One day, in 1999, I was furious at my computer. On that day I received some of the best programming advice I’ve ever gotten, courtesy of my good friend SamWibatt: “Dude. If you’re not having fun, you’re doing it wrong.” This advice has stuck with me through the years, tried and true. This week, however, I found a law that trumps it:
Remember What’s Important.
Last Tuesday I kissed my wife blearily awake at 6am as I prepared to start my day programming with my remote team, two time zones ahead and already starting their day at 8am. I asked her if she felt like getting me breakfast and she said sure. She pulled on a sweat top, left on her pajama bottoms, and headed into town to buy breakfast from a drive-through.
An hour later my phone rang. “Mister Brady? This is Officer Powell with the Lehi City Police Department. Your wife’s been in a serious accident. She’s okay but she may have hurt her arm. Her car is totaled and we’re going to have to tow it.”
I reacted about how you might think. “Is she okay?” “She’s conscious and alert, and seems okay except for her arm. Paramedics are looking at her right now. But we’re going to have to tow your car.”
“Oh, okay, so I need to come get her?”
“No, the paramedics are going to take her to the hospital, so–”
“Wait, so is she okay?”
Officer Powell had the wisdom to realize that I was going into shock and had started looping. He also knew just how to calm me down. “Here, let me put her on the phone.”

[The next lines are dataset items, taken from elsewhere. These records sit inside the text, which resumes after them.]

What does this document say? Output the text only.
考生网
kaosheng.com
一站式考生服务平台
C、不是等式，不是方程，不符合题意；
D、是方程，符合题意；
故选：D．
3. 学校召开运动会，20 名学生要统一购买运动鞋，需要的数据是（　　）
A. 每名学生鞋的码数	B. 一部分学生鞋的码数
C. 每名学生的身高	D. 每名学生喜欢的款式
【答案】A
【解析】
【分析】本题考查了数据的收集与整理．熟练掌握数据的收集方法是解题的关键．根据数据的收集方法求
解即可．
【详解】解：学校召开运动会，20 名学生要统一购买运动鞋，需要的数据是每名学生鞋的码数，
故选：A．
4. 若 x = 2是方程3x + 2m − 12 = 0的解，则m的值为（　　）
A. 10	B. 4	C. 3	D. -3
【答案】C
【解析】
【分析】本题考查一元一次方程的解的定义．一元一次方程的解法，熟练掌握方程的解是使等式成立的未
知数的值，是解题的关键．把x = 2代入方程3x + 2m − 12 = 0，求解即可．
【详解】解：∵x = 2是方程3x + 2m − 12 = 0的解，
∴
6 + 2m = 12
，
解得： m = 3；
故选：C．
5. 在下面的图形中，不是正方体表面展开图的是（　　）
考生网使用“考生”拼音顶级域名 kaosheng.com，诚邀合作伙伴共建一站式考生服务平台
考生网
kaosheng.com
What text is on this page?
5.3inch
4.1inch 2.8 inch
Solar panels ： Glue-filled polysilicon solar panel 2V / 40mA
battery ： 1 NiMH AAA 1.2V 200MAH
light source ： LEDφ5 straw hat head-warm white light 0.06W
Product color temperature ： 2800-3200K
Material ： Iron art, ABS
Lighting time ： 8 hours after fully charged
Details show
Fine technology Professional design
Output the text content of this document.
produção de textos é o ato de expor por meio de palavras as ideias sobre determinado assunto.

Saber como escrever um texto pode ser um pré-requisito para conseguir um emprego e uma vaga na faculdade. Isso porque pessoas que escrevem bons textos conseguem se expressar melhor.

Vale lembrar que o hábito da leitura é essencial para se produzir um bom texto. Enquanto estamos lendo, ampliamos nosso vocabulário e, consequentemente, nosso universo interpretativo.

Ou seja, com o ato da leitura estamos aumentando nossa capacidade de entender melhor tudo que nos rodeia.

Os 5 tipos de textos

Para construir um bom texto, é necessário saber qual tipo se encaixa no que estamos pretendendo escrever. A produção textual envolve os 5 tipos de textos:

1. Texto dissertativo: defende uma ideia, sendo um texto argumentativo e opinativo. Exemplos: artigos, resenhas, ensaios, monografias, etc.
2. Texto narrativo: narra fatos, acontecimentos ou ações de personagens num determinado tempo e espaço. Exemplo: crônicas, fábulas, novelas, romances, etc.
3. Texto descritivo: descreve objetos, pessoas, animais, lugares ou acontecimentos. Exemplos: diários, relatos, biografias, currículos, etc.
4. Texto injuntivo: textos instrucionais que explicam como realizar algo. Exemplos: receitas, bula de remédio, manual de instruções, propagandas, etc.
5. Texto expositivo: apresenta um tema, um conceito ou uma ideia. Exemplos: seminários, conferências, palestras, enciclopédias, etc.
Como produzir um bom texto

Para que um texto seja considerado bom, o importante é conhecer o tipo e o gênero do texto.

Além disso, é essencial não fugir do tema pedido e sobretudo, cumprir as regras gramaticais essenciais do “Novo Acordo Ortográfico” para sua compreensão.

“Hi sweetie,” she said. “I think I broke my arm.”
I guess I *was* still in shock. “But… you’re okay?”
“Yeah. My arm hurts.”
I got back on with Officer Powell. “Do I need to come down there?” “Yes, I think we have your dog*.”
And that began the worst day I’ve had in 16 years of marriage to the finest woman I have ever met.
I’ll spare you the minute-by-minute details, but the short answer is that Liz was driving very sleepy. She was traveling on a highway at 50MPH, saw the light turn red, did not react in time, and barrelled into cross traffic at very nearly full speed. She was traveling westbound, and hit the engine compartment of a northbound vehicle. The airbag went off and saved her life. She knocked that car 45 degrees to the left and sent them sailing through oncoming traffic, miraculously reaching the far corner unscathed and coming to a stop at the street pole. The impact had spun her 90 degrees to the right, straight into oncoming traffic, and she collided head-on with a southbound vehicle entering the intersection. The now deflated airbag was of little use and she shattered her forearm against the steering wheel.
All four other victims were uninjured. Our car was totaled and uninsured for collision damage (it was a 2002 Toyota Corolla, not worth covering) but we had full comprehensive insurance which meant Liz’s medical care would be covered. Our State Farm (they are awesome) insurance agent, Sarah Williams (who is even more awesome), notified the other parties that there would be no disputation of fault, that their medical and auto repair bills would be covered, and that they would help the other drivers with anything should their insurance not be cooperative. Because there was no disputation of fault, the case officer, Officer Bateman, did not write Liz a ticket since in his judgment everything was settled fault-wise and given his assessment of injuries, karma had done the justice system’s job. I had a chance to talk with him at length later in the process, and I have to say that he’s the kind of policeman that gives cops everywhere a good name.
50MPH collision followed by a head-on? One broken arm and nobody else hurt? One lost junker car? We are nothing but grateful.
I took most of last week off work to be a full-time stay-at-home husband and nursemaid. Church members organized a relief party to bring us dinner each night to take at least that piece of stress off of us. Liz had surgery on Friday and now has a 6″ or 7″ titanium plate bolted to her ulna to hold it together while it heals. It’s a permanent plate; they won’t take it back out unless Liz has trouble with it causing pain years down the line.
It’s been a week. Anxiety is now my constant companion. But I can live with that Liz is fine and recovering quickly. I am nothing but grateful.
Sorry if this seems like a no-code kind of post, but it IS related. Remember what’s important. All this programming crap is just numbers and logic and blinky lights on a computer. Narrowly avoiding the loss of your soulmate sort of puts all those project deadlines and looming schedules and tricky technical debt problems so far onto the back burner that I actually heard them fall down behind the stove.
Which is where they belong.
* P.S. For you animal lovers, yes this is important too: Bella is fine. 🙂 She was super freaked-out and excited for a few days but she was laying on the back seat, so all she did was hit the backs of the front seats and then the floor. She was shaken up, but not even tender when examined.